For some reason, I decided to dust off my bike (literally) and hit the Riverfront Trail today. I managed to finally lower the seat (it was a hand-me-down from my brother, who is much taller than I am) and after pumping up the tire three times (it refuses to hold air, thus my excuse for not biking in the last two years), I grabbed my helmet and my camera and left.
Then I promptly detoured. There are a few bars I had been meaning to find, so I ventured down S. Broadway, marvelling at how beautiful the stretch is right at Jefferson and Broadway. I went a little West, driving down Virginia, where I have recently found a wealth of great bars I can't wait to hit: The Office, The Wedge Bar. On Michigan, I found a little place that made me happy. And then I continued my meandering to finally find Frank's First Alarm Bar and Grill. I am a sucker for names, and this little ditty did me in by its title.
I drove up Broadway, finding a beautiful mural on the side of a market.

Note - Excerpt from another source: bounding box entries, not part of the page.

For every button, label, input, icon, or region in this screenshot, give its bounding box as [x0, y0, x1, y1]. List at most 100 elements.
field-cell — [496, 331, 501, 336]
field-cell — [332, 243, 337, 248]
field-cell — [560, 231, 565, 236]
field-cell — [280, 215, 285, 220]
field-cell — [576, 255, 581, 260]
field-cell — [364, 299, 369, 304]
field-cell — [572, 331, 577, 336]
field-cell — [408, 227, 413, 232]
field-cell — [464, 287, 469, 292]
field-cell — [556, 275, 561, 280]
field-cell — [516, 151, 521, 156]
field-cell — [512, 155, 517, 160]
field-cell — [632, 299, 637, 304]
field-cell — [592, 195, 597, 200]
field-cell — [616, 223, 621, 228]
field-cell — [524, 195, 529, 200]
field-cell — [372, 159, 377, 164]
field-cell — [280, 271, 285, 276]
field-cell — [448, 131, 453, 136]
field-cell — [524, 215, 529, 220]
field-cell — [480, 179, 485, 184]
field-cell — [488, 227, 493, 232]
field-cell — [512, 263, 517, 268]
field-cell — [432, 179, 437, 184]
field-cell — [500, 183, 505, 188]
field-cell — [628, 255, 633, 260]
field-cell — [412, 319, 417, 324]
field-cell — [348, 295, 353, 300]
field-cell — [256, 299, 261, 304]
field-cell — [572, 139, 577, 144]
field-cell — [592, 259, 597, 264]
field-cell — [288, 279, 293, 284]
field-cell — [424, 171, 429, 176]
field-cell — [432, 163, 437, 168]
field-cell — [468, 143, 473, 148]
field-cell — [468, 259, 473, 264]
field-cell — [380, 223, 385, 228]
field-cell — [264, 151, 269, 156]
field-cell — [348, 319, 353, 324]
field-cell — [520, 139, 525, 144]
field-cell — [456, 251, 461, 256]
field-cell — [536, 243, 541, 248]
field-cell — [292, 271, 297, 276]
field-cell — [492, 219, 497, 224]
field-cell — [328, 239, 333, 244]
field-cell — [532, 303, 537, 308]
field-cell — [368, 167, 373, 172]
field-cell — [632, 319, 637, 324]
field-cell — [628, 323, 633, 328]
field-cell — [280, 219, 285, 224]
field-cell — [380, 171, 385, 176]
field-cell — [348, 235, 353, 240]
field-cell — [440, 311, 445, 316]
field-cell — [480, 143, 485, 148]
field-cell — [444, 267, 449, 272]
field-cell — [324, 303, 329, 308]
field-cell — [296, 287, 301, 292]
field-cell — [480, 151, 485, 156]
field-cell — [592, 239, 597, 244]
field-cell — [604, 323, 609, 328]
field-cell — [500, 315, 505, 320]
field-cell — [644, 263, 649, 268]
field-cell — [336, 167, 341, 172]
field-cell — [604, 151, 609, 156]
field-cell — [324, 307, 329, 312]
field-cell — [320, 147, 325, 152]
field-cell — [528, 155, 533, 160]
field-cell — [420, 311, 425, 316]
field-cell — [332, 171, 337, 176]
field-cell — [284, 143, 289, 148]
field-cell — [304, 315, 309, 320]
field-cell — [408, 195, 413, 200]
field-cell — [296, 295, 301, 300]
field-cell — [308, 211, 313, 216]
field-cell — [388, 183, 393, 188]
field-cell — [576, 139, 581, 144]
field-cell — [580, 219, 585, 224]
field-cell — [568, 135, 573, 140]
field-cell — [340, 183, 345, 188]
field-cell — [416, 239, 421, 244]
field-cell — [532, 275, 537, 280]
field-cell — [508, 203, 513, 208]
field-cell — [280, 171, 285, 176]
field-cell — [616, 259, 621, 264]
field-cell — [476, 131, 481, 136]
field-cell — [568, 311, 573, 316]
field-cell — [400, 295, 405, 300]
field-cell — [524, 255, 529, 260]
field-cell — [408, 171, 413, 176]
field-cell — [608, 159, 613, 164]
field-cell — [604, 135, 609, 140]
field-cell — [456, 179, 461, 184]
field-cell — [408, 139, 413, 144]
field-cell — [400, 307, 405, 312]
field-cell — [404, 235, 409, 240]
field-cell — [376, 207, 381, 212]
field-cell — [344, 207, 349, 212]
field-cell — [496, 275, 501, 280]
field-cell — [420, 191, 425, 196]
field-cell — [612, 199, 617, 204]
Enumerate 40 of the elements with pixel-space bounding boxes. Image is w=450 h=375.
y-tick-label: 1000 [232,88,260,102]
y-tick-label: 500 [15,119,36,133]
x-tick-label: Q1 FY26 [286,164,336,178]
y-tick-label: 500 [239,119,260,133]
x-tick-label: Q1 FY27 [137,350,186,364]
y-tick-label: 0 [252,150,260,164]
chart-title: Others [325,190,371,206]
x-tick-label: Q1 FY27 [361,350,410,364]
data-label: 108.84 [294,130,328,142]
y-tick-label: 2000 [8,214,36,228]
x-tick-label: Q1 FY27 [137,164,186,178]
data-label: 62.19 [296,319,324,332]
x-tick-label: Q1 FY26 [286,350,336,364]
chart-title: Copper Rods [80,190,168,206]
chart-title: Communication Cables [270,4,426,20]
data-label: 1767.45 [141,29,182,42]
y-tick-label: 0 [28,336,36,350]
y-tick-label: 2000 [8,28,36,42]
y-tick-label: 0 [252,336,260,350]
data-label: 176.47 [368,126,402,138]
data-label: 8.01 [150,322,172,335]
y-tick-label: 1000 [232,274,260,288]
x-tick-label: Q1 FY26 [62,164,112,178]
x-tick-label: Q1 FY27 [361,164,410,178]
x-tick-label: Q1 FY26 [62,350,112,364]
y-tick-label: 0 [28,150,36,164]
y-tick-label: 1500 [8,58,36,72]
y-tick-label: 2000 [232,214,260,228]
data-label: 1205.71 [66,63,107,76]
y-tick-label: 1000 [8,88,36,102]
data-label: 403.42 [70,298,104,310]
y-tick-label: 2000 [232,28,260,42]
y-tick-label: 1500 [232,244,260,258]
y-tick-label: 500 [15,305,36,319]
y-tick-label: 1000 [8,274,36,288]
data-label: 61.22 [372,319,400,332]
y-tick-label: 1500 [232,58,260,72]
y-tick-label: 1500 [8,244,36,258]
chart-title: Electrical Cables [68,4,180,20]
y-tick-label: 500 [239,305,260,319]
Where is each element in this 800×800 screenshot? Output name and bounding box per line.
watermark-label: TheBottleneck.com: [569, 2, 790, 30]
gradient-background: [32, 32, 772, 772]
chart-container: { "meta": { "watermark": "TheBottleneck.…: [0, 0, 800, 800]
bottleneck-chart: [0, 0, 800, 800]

I went to Bellerive Park and watched the barges and the trains.
And then, I went North, up to the Trail. After pumping up my tire (again-- and I had to do it twice in my 3 mile ride), I biked. I passed no one else. The sun was shining. I heard the trains whining and wailing as they passed just west of me. I watched the river, and I thought over and over what a great city we live in. I ws thinking of Steve Smith's latest post on his blog, Word on the Street, about anti-love letters, people posting who are none too happy with St. Louis. I just kept thinking, if only they could feel this. I felt like a kid, my legs pumping as I cycled, and yet all I kept thinking of was what I had driven by in the previous hour, the amazing ways our city changes in just a few miles, and how the people who live in each neighborhood own that neighborhood and give it a feel, a vibe.
I drove home via Chouteau's Landing, marvelling at the Grafitti Wall. I drove the distance, 0.9 miles along the road before the road dissolved into train tracks. I had never seen the full span of grafitti before, and I was in awe at the things people need to tell, to show, to put down somewhere where it will have a life, an audience, and also a quiet solitude.
Maybe it was just the texture of the road on my old bike, thumping and rattling-- or perhaps it was walking and talking to the folks on S. Broadway who seemed so perplexed that I would find small slices of their street beautiful, but today, this city felt alive. And further proof of what a great day it is in STL, on the radio, there was talk of the BalLoon Race, and as I came home, I was awash in a sea of red-- Cardinals fans. If you can't find something to love here, all I have to say is, get the hell out.